Nina was not superstitious or easily scared but that incident left her with a sad feeling, as if yet another thread – be it an illusory one – that had connected her to her past had broken, exposing her solitude and confusion in the face of life. “Mama, mama, where are you?”

One day Nina went to a university friend’s party. The friend and her husband had just moved to a new apartment and a large bunch from their former student group gathered for a house-warming. It was the first time Nina found herself at such a get-together.
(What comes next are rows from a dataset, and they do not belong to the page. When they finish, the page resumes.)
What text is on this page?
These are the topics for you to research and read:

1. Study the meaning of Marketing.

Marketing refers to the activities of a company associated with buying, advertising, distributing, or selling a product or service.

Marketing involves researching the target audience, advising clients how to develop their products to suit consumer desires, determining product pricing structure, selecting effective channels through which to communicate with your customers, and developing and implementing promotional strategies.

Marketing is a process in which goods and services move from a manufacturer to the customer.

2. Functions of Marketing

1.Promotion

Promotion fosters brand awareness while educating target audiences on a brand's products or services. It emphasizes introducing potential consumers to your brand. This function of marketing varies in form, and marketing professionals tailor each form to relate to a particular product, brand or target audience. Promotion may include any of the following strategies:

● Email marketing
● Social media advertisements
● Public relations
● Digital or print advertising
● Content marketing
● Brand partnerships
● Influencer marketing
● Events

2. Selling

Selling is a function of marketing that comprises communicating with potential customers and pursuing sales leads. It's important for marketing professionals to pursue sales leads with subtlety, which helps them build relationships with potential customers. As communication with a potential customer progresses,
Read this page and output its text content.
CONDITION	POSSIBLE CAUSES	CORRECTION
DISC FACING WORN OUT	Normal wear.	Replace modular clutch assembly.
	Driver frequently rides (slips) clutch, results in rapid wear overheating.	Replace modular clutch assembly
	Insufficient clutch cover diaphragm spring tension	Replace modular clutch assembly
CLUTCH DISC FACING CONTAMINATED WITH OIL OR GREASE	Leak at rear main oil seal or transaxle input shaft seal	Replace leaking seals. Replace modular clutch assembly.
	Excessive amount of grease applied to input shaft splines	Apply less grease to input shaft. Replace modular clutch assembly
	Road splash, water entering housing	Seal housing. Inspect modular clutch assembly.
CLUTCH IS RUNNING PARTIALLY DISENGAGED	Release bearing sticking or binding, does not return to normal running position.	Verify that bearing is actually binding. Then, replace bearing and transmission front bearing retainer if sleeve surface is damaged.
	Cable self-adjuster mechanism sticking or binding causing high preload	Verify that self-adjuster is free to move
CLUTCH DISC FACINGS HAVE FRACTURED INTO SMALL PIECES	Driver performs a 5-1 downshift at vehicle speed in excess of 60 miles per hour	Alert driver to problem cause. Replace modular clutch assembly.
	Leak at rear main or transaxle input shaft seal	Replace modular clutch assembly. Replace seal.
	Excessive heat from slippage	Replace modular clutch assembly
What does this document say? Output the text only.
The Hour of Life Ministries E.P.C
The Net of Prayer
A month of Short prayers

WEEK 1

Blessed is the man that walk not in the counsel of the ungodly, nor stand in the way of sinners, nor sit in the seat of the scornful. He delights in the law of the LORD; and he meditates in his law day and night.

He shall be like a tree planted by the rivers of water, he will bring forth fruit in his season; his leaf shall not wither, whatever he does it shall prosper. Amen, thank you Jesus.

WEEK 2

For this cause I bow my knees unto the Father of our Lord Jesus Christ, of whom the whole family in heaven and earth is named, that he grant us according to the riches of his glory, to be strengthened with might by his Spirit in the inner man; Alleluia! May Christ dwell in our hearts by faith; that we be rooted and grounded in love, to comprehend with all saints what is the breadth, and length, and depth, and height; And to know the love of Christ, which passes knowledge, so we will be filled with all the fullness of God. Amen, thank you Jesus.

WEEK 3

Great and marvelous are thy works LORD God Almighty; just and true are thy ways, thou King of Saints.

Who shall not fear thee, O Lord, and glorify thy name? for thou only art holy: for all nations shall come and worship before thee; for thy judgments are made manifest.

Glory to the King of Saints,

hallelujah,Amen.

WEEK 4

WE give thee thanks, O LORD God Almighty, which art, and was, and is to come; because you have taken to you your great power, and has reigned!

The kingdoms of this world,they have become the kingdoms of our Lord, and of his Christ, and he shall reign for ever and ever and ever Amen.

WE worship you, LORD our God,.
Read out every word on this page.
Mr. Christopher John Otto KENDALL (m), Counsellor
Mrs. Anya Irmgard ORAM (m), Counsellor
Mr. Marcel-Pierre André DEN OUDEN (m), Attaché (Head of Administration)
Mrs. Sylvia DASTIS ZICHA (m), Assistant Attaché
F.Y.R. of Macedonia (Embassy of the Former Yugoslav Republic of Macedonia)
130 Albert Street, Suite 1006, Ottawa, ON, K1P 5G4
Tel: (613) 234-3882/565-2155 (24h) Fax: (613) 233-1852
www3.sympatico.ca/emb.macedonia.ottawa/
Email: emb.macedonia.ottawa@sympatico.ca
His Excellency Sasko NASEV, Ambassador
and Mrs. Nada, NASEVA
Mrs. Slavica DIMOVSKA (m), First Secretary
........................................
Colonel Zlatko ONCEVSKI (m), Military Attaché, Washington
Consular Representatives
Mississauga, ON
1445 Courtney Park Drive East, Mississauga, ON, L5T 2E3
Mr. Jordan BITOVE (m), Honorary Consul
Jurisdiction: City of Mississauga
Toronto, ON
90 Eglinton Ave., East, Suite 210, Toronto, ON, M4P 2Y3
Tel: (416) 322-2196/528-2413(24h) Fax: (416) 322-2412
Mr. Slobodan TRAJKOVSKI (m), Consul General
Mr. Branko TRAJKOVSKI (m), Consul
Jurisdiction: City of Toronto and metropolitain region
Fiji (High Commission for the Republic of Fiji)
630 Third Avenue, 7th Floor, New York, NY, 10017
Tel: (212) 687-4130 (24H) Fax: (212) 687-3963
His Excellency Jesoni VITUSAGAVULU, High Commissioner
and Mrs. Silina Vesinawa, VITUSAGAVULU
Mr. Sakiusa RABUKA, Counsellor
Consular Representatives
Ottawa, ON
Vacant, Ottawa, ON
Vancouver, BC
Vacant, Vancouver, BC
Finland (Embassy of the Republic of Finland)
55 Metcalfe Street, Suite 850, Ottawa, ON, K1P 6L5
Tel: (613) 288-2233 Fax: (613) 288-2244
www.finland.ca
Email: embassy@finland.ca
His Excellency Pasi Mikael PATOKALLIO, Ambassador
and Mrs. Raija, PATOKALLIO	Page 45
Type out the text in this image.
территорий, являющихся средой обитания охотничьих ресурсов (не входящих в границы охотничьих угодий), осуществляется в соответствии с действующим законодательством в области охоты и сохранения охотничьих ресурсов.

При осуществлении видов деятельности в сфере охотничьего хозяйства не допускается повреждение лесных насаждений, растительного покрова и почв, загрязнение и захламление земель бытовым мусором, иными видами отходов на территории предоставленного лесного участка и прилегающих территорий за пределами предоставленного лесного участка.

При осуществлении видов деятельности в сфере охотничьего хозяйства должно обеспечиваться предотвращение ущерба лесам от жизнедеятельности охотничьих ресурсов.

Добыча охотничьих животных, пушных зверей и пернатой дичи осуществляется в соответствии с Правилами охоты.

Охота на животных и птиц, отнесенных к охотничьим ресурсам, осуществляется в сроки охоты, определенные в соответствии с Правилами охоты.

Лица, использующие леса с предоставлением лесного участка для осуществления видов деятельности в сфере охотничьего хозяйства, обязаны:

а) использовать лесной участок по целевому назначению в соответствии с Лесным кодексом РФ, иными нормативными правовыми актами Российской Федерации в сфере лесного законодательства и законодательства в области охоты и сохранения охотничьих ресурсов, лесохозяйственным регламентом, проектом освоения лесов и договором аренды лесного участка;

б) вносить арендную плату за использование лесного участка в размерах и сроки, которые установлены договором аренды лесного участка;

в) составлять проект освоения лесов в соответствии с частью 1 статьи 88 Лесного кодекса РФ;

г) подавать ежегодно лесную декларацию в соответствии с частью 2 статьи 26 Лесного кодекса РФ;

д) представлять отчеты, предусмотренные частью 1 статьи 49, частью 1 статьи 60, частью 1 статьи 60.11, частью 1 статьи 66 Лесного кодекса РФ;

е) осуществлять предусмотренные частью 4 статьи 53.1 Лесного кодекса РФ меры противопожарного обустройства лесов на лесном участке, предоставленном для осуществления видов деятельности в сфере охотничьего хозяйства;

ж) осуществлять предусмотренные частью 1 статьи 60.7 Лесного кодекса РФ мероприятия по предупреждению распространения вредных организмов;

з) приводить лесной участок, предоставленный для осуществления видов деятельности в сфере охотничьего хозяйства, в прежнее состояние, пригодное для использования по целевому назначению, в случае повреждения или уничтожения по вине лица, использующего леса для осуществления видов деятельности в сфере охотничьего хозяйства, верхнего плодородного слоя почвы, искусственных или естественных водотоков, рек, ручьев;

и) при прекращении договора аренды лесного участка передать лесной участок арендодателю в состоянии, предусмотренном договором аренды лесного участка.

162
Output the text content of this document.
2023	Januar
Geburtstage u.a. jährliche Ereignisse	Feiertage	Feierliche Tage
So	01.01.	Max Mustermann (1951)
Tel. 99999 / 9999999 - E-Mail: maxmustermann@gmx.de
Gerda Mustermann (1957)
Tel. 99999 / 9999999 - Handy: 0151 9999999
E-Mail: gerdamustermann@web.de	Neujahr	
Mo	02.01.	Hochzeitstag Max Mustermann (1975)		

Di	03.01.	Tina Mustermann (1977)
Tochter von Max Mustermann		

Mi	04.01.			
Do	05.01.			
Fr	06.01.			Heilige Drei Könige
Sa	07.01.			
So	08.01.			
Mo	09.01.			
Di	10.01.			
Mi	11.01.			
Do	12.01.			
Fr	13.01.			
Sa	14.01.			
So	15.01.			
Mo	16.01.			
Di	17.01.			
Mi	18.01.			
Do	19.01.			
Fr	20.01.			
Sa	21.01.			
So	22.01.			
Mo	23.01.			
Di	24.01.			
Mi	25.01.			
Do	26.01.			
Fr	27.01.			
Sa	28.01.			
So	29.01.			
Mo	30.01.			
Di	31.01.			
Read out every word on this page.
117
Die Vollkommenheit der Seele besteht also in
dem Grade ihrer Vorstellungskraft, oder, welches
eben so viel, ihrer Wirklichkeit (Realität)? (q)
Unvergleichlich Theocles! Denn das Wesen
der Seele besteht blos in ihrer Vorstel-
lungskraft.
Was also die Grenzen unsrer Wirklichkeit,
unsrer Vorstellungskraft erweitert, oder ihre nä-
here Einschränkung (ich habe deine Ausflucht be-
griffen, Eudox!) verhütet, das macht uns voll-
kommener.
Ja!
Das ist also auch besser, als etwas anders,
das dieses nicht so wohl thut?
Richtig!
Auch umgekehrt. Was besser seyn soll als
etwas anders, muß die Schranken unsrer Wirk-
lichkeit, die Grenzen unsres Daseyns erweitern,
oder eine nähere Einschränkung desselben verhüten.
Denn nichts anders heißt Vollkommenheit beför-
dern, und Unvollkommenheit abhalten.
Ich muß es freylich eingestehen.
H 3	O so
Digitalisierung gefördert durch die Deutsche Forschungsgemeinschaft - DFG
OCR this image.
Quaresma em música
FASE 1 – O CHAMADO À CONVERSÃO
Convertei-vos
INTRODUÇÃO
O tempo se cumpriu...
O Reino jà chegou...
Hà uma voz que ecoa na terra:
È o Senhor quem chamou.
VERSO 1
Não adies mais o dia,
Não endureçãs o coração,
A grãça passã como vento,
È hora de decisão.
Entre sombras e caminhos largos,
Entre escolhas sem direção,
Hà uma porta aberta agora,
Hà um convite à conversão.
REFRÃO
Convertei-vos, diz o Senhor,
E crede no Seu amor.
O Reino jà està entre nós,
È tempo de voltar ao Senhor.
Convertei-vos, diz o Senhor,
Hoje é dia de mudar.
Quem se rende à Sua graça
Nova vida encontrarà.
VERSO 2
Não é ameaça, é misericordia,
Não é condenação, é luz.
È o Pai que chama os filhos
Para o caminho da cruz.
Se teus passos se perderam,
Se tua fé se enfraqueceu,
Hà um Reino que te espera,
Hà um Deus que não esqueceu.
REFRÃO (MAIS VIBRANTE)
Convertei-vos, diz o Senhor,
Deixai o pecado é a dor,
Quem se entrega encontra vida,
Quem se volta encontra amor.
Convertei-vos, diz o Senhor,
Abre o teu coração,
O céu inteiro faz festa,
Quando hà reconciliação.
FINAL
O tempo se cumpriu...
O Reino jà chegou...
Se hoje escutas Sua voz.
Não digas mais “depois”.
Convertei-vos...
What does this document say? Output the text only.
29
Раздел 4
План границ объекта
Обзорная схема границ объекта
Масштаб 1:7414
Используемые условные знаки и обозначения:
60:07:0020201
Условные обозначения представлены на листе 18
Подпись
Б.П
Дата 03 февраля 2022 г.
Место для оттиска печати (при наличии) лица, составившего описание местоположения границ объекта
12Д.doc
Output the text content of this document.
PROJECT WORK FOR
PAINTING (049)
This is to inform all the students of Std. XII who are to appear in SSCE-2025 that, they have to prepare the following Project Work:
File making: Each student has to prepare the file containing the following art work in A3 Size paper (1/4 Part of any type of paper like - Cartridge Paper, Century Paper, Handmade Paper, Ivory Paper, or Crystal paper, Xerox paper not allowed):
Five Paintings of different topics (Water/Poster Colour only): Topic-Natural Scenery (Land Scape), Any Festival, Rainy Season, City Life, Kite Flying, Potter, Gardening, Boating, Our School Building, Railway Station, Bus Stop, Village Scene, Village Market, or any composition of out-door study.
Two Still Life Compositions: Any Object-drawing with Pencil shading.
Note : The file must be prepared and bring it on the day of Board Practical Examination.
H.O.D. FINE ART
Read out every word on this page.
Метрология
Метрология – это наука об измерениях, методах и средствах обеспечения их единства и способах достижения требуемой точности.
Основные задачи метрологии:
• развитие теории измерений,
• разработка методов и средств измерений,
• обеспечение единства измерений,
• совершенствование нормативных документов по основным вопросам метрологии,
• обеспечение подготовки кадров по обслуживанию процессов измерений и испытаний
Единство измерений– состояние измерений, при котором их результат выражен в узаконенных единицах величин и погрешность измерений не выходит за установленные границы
She was looking into the faces around her with a strange feeling – they were both startlingly familiar and already noticeably different, changed.

Nina was not especially close with anyone in that set, but she enjoyed plunging in the atmosphere of common jokes, recollections and rumors. They gossiped about those of their mates who had got married or divorced, gone abroad or come back. Life was raising or sinking people, spinning them and tossing them about – as a rule, giving them something very different from what they had hoped for in their student years.

Nina was respected here as the most able student in the group and one who had landed the best job among them all after graduation. When she told them that she had left her prestigious investment company for a doubtful bank, they were surprised at first but then nodded and clicked their tongues appreciatively, showing that they understood what kind of dealings she was engaged in now. Trying to dissuade them, Nina told the exact truth – that she was stuck with boring accounting and had committed forgery only once. That caused a burst of laughter.